Offenders are trained in several industry clusters including Manufacturing, Transportation, Distribution and Logistics, Construction, Business Management and Administration. Skills Centers staff works closely with WorkForce Oklahoma, local agencies and faith- and community-based organizations to secure employment for graduates upon release to local communities.

Since 2000 CareerTech Skills Centers have served 13,203 individuals. This includes DOC juvenile offenders and those in private correctional facilities. In cooperation with the Department of Commerce, offenders also have received credentials in work readiness by earning Career Readiness Certificates. Today, 1,873 offenders have earned CRC credentials.

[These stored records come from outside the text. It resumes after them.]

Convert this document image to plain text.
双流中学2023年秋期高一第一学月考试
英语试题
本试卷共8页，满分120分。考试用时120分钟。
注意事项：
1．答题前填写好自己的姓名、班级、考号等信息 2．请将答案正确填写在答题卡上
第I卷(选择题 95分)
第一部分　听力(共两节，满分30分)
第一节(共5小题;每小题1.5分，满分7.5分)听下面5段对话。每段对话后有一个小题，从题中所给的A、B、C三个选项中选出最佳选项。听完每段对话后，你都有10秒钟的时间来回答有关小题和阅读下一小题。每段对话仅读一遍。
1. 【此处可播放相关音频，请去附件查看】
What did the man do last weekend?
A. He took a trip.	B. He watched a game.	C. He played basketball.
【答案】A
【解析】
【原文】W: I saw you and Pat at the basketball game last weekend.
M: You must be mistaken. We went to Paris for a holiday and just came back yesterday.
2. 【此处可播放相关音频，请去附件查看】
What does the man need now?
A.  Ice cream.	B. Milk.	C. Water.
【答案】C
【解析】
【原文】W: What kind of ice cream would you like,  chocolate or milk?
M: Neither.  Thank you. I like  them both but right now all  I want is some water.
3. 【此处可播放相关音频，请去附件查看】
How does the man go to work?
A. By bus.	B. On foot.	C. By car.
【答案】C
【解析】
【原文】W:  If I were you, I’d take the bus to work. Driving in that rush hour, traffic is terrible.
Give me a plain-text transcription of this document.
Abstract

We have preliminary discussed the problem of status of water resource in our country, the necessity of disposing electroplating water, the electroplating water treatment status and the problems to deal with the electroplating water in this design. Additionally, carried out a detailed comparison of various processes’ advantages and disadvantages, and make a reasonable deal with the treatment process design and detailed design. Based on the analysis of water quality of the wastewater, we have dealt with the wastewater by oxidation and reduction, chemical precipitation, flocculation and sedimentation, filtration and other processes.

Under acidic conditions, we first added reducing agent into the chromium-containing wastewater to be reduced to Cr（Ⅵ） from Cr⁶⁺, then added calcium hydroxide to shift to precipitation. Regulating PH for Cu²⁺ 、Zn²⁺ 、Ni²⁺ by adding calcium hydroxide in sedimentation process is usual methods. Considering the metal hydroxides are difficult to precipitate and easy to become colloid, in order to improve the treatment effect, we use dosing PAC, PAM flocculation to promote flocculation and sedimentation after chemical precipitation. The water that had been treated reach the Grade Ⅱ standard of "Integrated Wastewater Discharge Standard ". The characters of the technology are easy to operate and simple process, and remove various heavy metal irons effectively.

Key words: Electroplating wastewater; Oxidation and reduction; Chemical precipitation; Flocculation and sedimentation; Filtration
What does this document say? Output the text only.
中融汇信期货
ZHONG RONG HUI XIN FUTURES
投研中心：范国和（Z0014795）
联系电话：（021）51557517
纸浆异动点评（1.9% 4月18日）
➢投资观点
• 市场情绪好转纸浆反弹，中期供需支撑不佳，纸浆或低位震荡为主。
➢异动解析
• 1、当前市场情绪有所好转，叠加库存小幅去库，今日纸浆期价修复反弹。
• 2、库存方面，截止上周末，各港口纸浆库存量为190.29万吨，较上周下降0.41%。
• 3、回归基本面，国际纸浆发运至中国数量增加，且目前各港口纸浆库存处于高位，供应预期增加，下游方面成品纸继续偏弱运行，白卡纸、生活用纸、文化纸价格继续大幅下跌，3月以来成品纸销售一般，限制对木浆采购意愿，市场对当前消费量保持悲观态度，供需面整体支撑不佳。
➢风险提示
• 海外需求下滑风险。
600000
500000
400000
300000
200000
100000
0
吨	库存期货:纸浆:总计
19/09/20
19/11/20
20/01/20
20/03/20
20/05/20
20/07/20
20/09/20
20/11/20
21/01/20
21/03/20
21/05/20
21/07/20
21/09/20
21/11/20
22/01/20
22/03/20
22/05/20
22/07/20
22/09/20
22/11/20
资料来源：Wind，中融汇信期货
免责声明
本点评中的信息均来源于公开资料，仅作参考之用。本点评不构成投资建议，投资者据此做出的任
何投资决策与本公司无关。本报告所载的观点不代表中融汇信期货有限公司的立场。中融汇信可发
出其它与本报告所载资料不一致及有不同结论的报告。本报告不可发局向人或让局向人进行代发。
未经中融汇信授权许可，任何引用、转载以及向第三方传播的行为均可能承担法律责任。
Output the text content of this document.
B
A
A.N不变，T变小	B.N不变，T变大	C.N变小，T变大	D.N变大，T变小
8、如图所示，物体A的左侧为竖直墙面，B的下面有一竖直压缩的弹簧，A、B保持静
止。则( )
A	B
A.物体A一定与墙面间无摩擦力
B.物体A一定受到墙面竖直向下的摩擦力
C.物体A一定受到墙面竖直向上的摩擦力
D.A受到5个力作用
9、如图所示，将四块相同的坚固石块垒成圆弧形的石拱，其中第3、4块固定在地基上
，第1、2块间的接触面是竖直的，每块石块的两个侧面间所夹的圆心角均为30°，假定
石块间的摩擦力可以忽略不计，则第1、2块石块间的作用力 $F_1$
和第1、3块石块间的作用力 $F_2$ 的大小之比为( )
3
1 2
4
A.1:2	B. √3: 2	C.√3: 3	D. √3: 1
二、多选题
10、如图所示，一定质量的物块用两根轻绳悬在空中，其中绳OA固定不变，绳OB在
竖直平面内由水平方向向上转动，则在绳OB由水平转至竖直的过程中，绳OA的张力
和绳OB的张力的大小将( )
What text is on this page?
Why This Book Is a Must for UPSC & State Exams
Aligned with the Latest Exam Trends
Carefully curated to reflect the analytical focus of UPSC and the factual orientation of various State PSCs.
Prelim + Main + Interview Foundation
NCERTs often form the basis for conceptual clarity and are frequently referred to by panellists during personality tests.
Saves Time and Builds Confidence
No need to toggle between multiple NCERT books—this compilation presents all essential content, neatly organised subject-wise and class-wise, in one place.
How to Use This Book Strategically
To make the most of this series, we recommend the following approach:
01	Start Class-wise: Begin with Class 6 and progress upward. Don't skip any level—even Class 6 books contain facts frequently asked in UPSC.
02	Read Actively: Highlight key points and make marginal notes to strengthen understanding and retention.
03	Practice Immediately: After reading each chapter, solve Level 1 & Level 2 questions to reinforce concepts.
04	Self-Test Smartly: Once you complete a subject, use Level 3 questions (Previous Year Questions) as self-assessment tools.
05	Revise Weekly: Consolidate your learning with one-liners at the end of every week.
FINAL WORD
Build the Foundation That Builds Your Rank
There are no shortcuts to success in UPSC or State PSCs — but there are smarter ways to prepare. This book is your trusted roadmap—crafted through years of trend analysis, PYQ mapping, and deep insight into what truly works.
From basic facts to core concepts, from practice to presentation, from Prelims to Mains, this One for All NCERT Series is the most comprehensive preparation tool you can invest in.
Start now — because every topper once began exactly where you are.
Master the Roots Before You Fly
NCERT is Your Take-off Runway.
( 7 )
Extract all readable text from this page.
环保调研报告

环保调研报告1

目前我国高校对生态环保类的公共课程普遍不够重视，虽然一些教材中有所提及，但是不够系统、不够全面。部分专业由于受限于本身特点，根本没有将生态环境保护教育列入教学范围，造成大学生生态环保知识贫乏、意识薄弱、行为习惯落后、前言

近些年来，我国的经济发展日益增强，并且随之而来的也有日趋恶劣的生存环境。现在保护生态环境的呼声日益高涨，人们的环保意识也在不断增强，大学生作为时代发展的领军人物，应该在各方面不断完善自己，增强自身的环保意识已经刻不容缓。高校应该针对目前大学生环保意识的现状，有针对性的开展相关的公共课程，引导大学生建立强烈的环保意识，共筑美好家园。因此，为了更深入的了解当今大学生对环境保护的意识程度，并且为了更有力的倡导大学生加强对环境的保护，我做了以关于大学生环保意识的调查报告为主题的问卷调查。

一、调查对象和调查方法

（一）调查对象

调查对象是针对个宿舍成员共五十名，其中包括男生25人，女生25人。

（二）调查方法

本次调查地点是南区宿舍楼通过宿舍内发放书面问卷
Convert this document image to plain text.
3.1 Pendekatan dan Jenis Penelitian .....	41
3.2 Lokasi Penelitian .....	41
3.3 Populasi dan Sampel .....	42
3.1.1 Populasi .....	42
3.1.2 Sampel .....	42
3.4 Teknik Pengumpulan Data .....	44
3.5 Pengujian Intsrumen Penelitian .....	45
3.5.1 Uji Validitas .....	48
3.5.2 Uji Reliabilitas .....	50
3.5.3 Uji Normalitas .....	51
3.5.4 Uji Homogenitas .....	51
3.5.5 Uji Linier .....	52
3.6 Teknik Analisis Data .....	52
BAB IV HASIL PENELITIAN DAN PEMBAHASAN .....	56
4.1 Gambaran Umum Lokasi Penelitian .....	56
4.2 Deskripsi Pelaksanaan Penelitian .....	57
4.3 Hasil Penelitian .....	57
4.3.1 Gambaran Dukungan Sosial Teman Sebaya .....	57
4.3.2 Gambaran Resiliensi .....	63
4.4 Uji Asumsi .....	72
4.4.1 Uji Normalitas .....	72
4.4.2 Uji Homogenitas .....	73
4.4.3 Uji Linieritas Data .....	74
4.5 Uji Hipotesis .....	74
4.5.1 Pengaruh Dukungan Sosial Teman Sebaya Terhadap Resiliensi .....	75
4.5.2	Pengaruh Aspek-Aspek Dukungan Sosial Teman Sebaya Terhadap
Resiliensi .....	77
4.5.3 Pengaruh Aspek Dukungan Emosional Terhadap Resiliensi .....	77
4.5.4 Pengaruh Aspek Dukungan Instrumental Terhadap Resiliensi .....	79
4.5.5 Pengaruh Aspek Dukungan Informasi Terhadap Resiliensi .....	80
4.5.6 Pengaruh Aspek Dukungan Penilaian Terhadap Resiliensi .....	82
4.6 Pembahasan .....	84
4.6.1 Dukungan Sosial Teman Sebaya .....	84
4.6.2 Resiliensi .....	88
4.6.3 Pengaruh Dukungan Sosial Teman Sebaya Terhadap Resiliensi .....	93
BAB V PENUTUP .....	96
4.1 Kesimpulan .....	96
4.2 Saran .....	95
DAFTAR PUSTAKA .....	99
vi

“Skills Centers focus on helping offenders transition back to their communities and into the workplace by teaching employability skills, such as resume creation, interviewing skills and job seeking skills,” said Garrison. Life skills, such as financial management, finding needed community resource and other support services also are taught in Skills Centers programs, Garrison said.

“The Skills Centers philosophy is simple,” Garrison said. “Successful transition from school to the workplace can mean a life of success for the ex-offender. Life and employability skills are just as important as the career-specific training offenders receive.”